Sunday, July 5, 2020

The Lighthouse - 5


        That night around 2am I woke to the machine. I rose and journeyed to the cellar, hoping to observe the machine in action. My heart leapt as I climbed down the ladder and saw it rumbling. The sound that I had heard many times as a low rattle was now loud and clear. Having studied the notepad pages, I was able to take in the machine’s moving parts with a discerning eye. The machine was divided into five sections, one responsible for each cable. As I watched, I started to catch on to the cycle that looped every seven seconds. Every time through I noticed something new. From the notepad, I had learned how to connect the machine to the cables. Near the floor, there was a lever for each of the machine’s five sections, which would connect it by clamps to the cables above. I was tempted to go for it right then and there, but I felt that I should continue to study the notepad and gain a deeper understanding of the machine. For it was not just a machine. There were pages from the notepad that befuddled me at first and seemed completely unrelated to anything else in the notepad. But as I continued to ponder them for the next few days, I began to get an idea.

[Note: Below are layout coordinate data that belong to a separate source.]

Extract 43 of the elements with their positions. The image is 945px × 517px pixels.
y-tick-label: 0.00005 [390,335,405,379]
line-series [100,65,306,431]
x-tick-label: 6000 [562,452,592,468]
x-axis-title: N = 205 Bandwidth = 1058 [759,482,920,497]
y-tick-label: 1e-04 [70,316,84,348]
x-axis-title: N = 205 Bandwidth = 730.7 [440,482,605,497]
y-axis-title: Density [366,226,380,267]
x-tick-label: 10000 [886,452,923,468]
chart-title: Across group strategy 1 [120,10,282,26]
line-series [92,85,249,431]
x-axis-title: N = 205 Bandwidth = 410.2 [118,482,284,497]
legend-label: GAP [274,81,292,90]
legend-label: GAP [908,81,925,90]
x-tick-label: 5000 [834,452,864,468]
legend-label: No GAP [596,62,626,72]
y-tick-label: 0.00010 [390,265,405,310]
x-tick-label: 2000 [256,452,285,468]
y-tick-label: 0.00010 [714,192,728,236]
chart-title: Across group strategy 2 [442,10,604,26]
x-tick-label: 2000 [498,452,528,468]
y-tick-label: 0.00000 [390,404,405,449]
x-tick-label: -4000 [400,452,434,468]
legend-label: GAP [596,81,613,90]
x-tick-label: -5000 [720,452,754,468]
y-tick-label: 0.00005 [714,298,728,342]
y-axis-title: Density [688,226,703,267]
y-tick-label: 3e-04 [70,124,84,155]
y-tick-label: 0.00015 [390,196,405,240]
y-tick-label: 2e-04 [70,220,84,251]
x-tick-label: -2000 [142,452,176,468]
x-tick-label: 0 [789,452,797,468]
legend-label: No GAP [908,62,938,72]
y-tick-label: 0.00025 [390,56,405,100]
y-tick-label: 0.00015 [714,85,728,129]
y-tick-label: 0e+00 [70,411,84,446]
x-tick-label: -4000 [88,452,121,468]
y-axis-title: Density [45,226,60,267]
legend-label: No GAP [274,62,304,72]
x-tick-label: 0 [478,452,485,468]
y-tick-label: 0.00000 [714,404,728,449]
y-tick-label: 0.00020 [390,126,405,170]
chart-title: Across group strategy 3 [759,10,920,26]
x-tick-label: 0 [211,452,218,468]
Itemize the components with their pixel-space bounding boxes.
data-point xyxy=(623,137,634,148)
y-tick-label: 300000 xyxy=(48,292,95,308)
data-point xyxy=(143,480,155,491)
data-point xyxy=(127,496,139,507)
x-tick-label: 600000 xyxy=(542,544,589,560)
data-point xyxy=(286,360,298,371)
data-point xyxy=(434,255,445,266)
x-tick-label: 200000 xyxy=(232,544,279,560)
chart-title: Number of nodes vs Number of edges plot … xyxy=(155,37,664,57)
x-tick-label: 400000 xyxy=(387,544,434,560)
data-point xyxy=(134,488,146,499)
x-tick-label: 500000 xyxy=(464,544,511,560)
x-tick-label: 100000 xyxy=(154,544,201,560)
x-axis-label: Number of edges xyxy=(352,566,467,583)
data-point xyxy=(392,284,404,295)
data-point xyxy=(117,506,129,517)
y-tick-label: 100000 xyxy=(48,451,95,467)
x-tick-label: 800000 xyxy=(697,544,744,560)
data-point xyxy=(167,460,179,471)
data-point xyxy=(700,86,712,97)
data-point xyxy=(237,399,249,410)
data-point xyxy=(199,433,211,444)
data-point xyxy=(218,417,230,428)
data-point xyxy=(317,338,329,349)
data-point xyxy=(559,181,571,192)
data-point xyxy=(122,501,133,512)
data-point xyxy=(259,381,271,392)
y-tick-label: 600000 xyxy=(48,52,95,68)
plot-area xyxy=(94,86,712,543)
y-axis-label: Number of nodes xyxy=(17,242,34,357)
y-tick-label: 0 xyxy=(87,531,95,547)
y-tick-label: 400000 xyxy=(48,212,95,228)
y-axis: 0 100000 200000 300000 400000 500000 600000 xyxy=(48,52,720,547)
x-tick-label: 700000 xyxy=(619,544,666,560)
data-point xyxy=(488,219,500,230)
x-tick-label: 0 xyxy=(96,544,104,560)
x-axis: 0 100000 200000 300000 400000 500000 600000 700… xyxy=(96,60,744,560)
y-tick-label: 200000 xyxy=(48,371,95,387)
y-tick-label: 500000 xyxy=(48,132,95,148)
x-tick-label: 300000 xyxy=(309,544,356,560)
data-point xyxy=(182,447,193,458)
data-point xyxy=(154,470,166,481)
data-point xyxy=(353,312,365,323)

        My uncle and I had many things in common, as I said. He had an uncanny sense of the spiritual, a beckoning in his soul that lead him to things he would not discover naturally. And this sense was what guided my uncle to build. What he had built was woven into the lighthouse, which was woven into the unseen realm, connected somehow through the lantern. I was still grasping to understand it. In the pages of the notepad, my uncle had scribbled the design for how the machine’s parts would connect together, but also how the lighthouse would then connect to the unseen.
        I previously had pondered a theory that the supernatural is manifested in things we can see. The unseen and the seen are so connected that one can, in theory, affect the supernatural with natural things. In this case, my uncle had used the lighthouse’s lantern. When operational, the machine would use the lantern to send out a message in the language of light. I was fascinated by the language of light, which from the notepad I learned was defined by the patterns and rhythms of darkness and light. And I knew what the message was intended to reach: the vessel with X789X marked on its mainsail.
        The question was increasingly harder to ignore. What happened to my uncle? Did his disappearance have anything to do with this machine? I didn’t know but I hesitated to connect the machine to the cables.